Si un robot se trompe en distribuant les médicaments dans un hôpital, qui est responsable ? Comment s’assurer que le soi-disant psychologue qui offre ses services en ligne est un professionnel reconnu ? Peut-on utiliser Google pour traduire une notice pharmaceutique ?

Surtout, à quel point l’intelligence artificielle viendra-t-elle chambouler le travail des professionnels, ces architectes, avocats, dentistes, sexologues et urbanistes, entre autres, dont la pratique est rigoureusement encadrée ?

Ces questions illustrent le défi que représentent les nouvelles technologies pour les ordres professionnels, regroupés au sein du Conseil interprofessionnel du Québec (CIQ). L’organisme, qui représente les 46 ordres québécois et leurs 400 000 membres, a choisi ce thème pour son congrès, qui se tient aujourd’hui et demain à Montréal et pour lequel on attend un demi-millier de délégués.

« Ça fait déjà plusieurs années que ça se discute dans des comités : nous avons eu en 2016 un groupe de travail sur la télépratique, explique Gyslaine Desrosiers, présidente du CIQ. Beaucoup de questions, notamment sur l’éthique et la formation, ont émergé. On a beaucoup de questionnements, on n’a pas toutes les réponses. »

Automatisation et éthique

Son organisme a signé le 25 mars dernier la Déclaration de Montréal pour un développement responsable de l’intelligence artificielle. Il s’est en outre joint à l’Observatoire international sur les impacts sociétaux de l’intelligence artificielle et du numérique (OIISIAN), initiative du gouvernement du Québec qui réunit 160 chercheurs.
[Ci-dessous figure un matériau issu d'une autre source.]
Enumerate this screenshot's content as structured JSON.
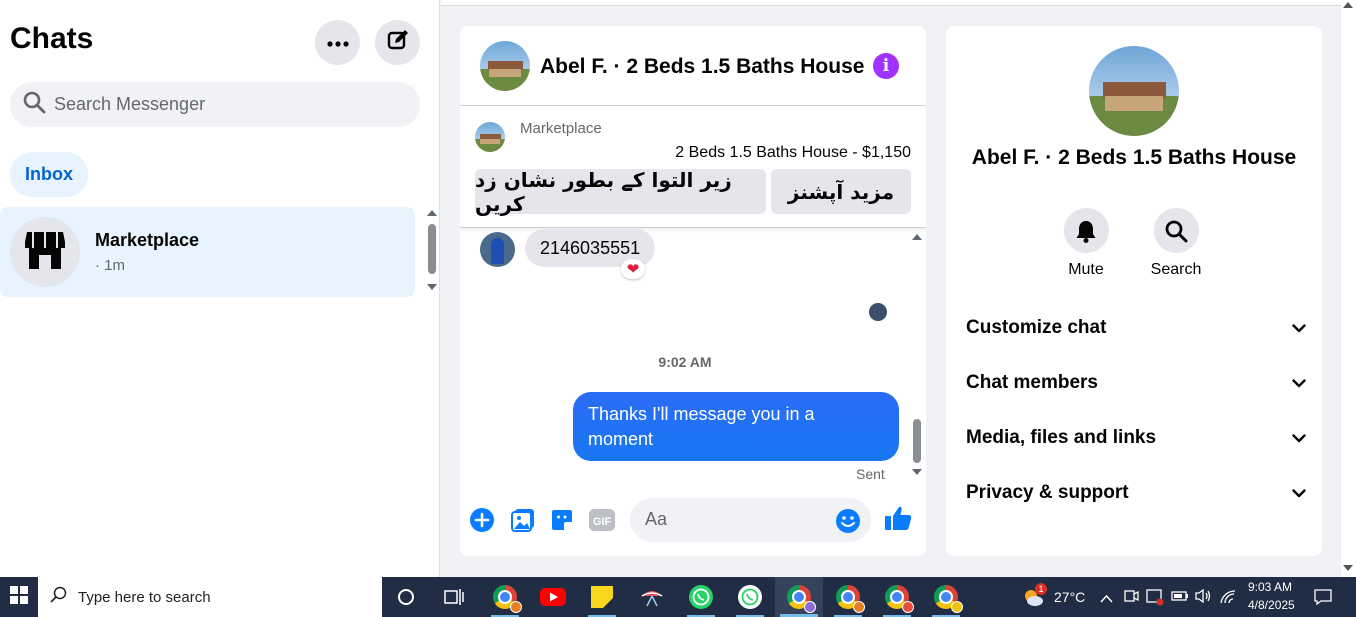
{
  "sidebar": {
    "title": "Chats",
    "search_placeholder": "Search Messenger",
    "filter_label": "Inbox",
    "chats": [
      {
        "name": "Marketplace",
        "time": "· 1m"
      }
    ]
  },
  "conversation": {
    "title": "Abel F. · 2 Beds 1.5 Baths House",
    "marketplace_label": "Marketplace",
    "listing": "2 Beds 1.5 Baths House - $1,150",
    "buttons": {
      "mark_pending": "زیر التوا کے بطور نشان زد کریں",
      "more_options": "مزید آپشنز"
    },
    "messages": [
      {
        "direction": "incoming",
        "text": "2146035551",
        "reaction": "❤"
      },
      {
        "direction": "timestamp",
        "text": "9:02 AM"
      },
      {
        "direction": "outgoing",
        "text": "Thanks I'll message you in a moment"
      }
    ],
    "status": "Sent",
    "composer_placeholder": "Aa"
  },
  "details": {
    "name": "Abel F. · 2 Beds 1.5 Baths House",
    "actions": [
      "Mute",
      "Search"
    ],
    "sections": [
      "Customize chat",
      "Chat members",
      "Media, files and links",
      "Privacy & support"
    ]
  },
  "taskbar": {
    "search_placeholder": "Type here to search",
    "weather": "27°C",
    "weather_badge": "1",
    "time": "9:03 AM",
    "date": "4/8/2025"
  },
  "colors": {
    "accent": "#0a7cff",
    "inbox_bg": "#e7f3ff",
    "info": "#a033ff",
    "taskbar": "#202d44"
  }
}
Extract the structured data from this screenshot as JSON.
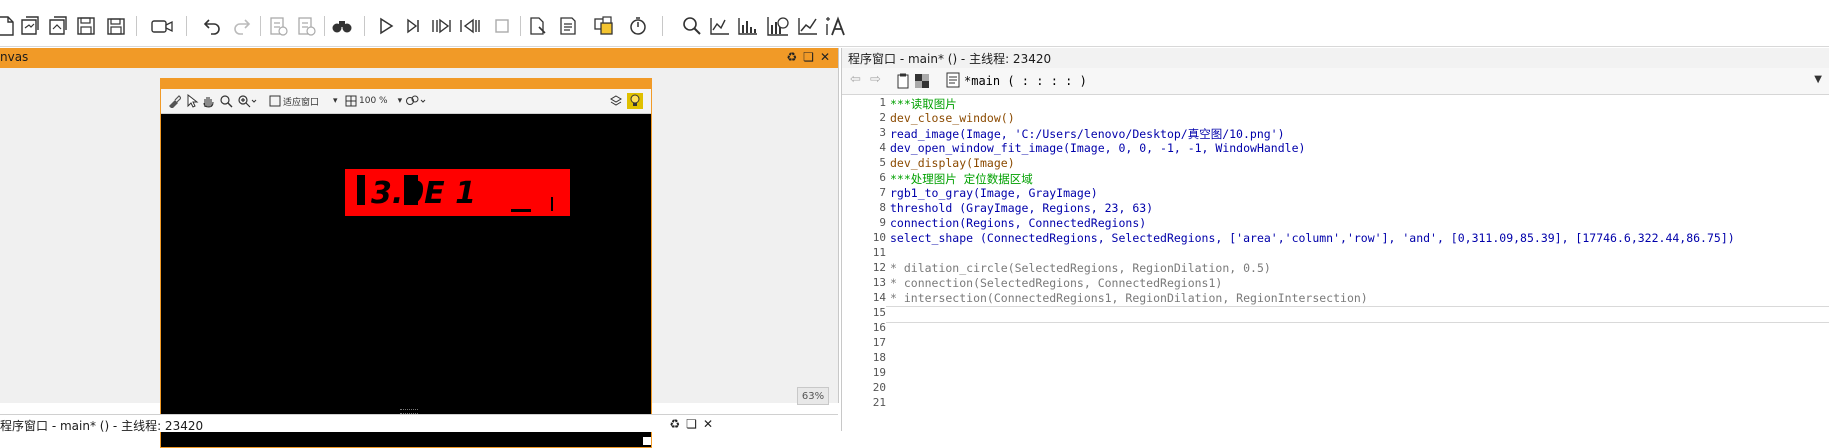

La réflexion au congrès, très vaste, touchera à peu près tous les domaines de pratique des professionnels, de la formation à la protection du public. En santé, notamment, l’utilisation de nouvelles technologies a des impacts, par exemple, sur la confidentialité des données qui sont stockées en infonuagique. Les services à distance rendent encore plus difficile pour les ordres de débusquer ceux qui offrent des consultations sans répondre aux exigences réglementaires.

L’automatisation de certaines tâches, rendue possible par l’intelligence artificielle, amène un autre enjeu, celui de la valeur des décisions et des diagnostics posés par la machine. Et jusqu’à quel point est-il souhaitable que l’élaboration des algorithmes ne relève que des informaticiens ?

« Tous les domaines sont touchés et on ne sait pas très bien où ça s’en va, dit Mme Desrosiers. On veut que les ordres soient des organismes responsables et nous-mêmes, au CIQ, on veut un éclairage pour pouvoir prendre position quand il y aura des débats importants. »

La présidente se défend de vouloir d’abord protéger les emplois des professionnels qu’elle représente. « Je n’ai pas entendu parler de soucis en ce qui concerne les emplois qui pourraient être perdus : les technologies sont d’abord vues comme des façons de faciliter le travail », dit-elle.